The main purpose of this build was to assemble the ultimate gaming PC. Of course, even several months after its completion, there are really no DX10 games to take advantage of it. But with Vista finally here and the holiday season approaching, dozens of long-awaited games are finally coming out. Check for reviews on those. We're looking forward to Bioshock, Crysis, World in Conflict, Gods and Heroes, and a bunch more. For right now, here's a couple available as I write this that require Vista:

Halo 2—Microsoft
Yet another mediocre game in a mediocre franchise that inexplicably requires Vista to run. Halo could have been so amazing, but the Xbox neutered it. Yes, I'm still bitter.

This multiplayer-only game looks pretty good and has some cool game-play features. If you want to play with someone other than yourself, you essentially have to pay a fee each month on top of the $50 for the game. Forget it; go play CounterStrike.

They're not DX10 or Vista, but check out: Company of Heroes, one of the greatest real-time strategy games ever made.

Lord of the Rings Online—it's no World of Warcraft, but it's a well-made alternate with a great atmosphere if you're a Tolkien fan.

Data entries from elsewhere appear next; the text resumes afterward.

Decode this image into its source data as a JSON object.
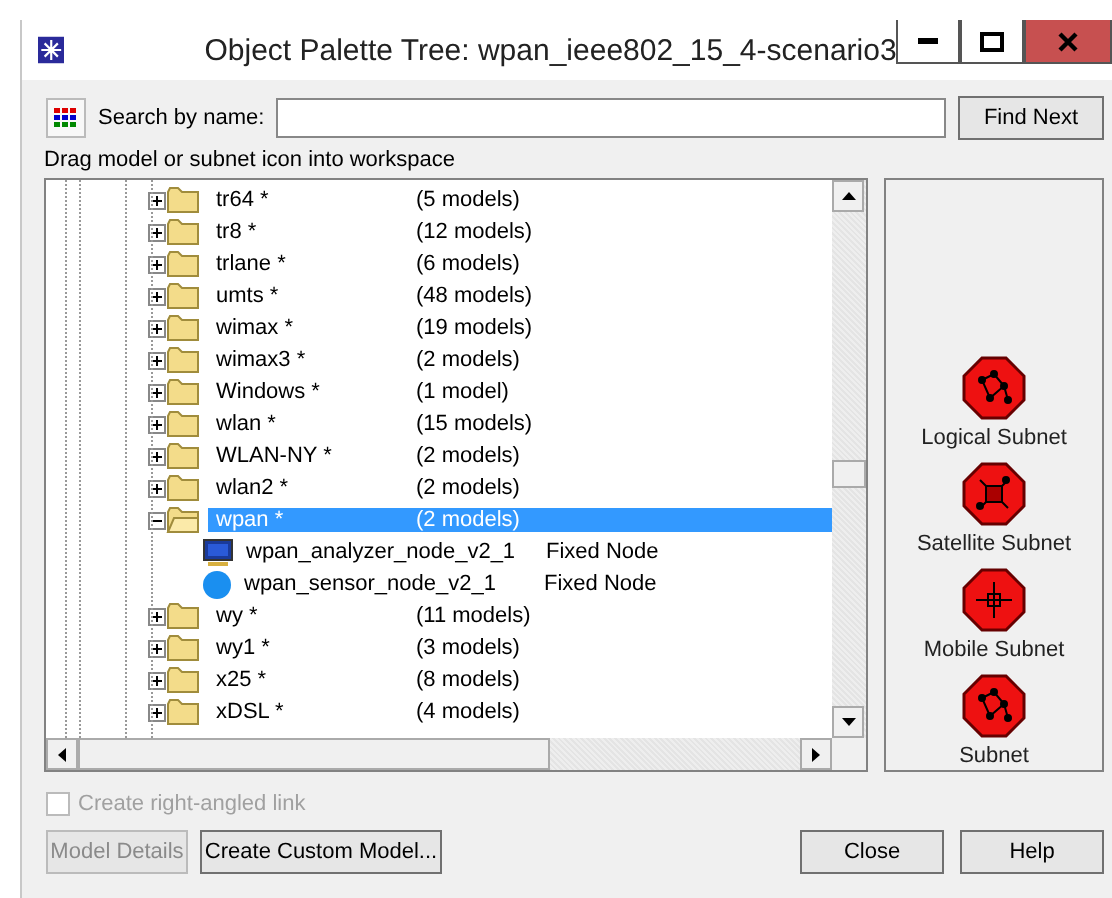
{
  "window": {
    "title": "Object Palette Tree: wpan_ieee802_15_4-scenario3"
  },
  "search": {
    "label": "Search by name:",
    "button": "Find Next"
  },
  "hint": "Drag model or subnet icon into workspace",
  "tree": [
    {
      "label": "tr64 *",
      "count": "(5 models)",
      "expanded": false,
      "selected": false
    },
    {
      "label": "tr8 *",
      "count": "(12 models)",
      "expanded": false,
      "selected": false
    },
    {
      "label": "trlane *",
      "count": "(6 models)",
      "expanded": false,
      "selected": false
    },
    {
      "label": "umts *",
      "count": "(48 models)",
      "expanded": false,
      "selected": false
    },
    {
      "label": "wimax *",
      "count": "(19 models)",
      "expanded": false,
      "selected": false
    },
    {
      "label": "wimax3 *",
      "count": "(2 models)",
      "expanded": false,
      "selected": false
    },
    {
      "label": "Windows *",
      "count": "(1 model)",
      "expanded": false,
      "selected": false
    },
    {
      "label": "wlan *",
      "count": "(15 models)",
      "expanded": false,
      "selected": false
    },
    {
      "label": "WLAN-NY *",
      "count": "(2 models)",
      "expanded": false,
      "selected": false
    },
    {
      "label": "wlan2 *",
      "count": "(2 models)",
      "expanded": false,
      "selected": false
    },
    {
      "label": "wpan *",
      "count": "(2 models)",
      "expanded": true,
      "selected": true,
      "children": [
        {
          "label": "wpan_analyzer_node_v2_1",
          "type": "Fixed Node",
          "kind": "monitor"
        },
        {
          "label": "wpan_sensor_node_v2_1",
          "type": "Fixed Node",
          "kind": "sphere"
        }
      ]
    },
    {
      "label": "wy *",
      "count": "(11 models)",
      "expanded": false,
      "selected": false
    },
    {
      "label": "wy1 *",
      "count": "(3 models)",
      "expanded": false,
      "selected": false
    },
    {
      "label": "x25 *",
      "count": "(8 models)",
      "expanded": false,
      "selected": false
    },
    {
      "label": "xDSL *",
      "count": "(4 models)",
      "expanded": false,
      "selected": false
    }
  ],
  "subnets": [
    {
      "label": "Logical Subnet",
      "kind": "logical"
    },
    {
      "label": "Satellite Subnet",
      "kind": "satellite"
    },
    {
      "label": "Mobile Subnet",
      "kind": "mobile"
    },
    {
      "label": "Subnet",
      "kind": "logical"
    }
  ],
  "option": {
    "label": "Create right-angled link",
    "checked": false,
    "disabled": true
  },
  "buttons": [
    {
      "label": "Model Details",
      "disabled": true
    },
    {
      "label": "Create Custom Model...",
      "disabled": false
    }
  ],
  "dialog_buttons": [
    "Close",
    "Help"
  ]
}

Logitech G9 Gaming Mouse, $99
Sure, the easiest solution for big-screen gaming is a wireless mouse, but I'm not a fan. I have Logitech's G7 cordless, and while its dual-battery design minimizes downtime, there are still those few seconds in the middle of a match where you can lose your mouse. The latest corded mouse from Logitech is the G9, which has all of their mousy goodness and several new features. I prefer a big mouse, and one of the G9's shells fits that bill. If you prefer a thinner mouse, they include a shell for that as well. You can switch the scroll wheel between clicking like a normal wheel, and a seemingly frictionless free-wheel mode that makes scrolling down Web pages incredibly fast and easy. It's such an amazing feature, you'll wonder how no one came up with it before. Then there's the adjustable-weight, on-the-fly adjustable sensitivity, and tons of other customizable options. If I sound enamored, I am. This mouse is awesome.

Logitech G25 Wheel, $299
If you're a fan of racing games, you owe it to yourself to get a decent wheel. It completely changes the experience. And the best part is, most will work with your PlayStation, so when Gran Turismo 5 comes out next year, you'll be all set. The leather-wrapped G25 has a solid, weighty feel, with strong force feedback that is quite realistic. The pedals have just the right amount of resistance, with the brake pedal feeling different from the clutch and the gas. The only downside is the six-speed shifter, which looks the part but feels flimsy; it's the only component in the set that feels more like a toy than a real car. Even so, the wheel and the pedals make this a must-have for racing sim fans.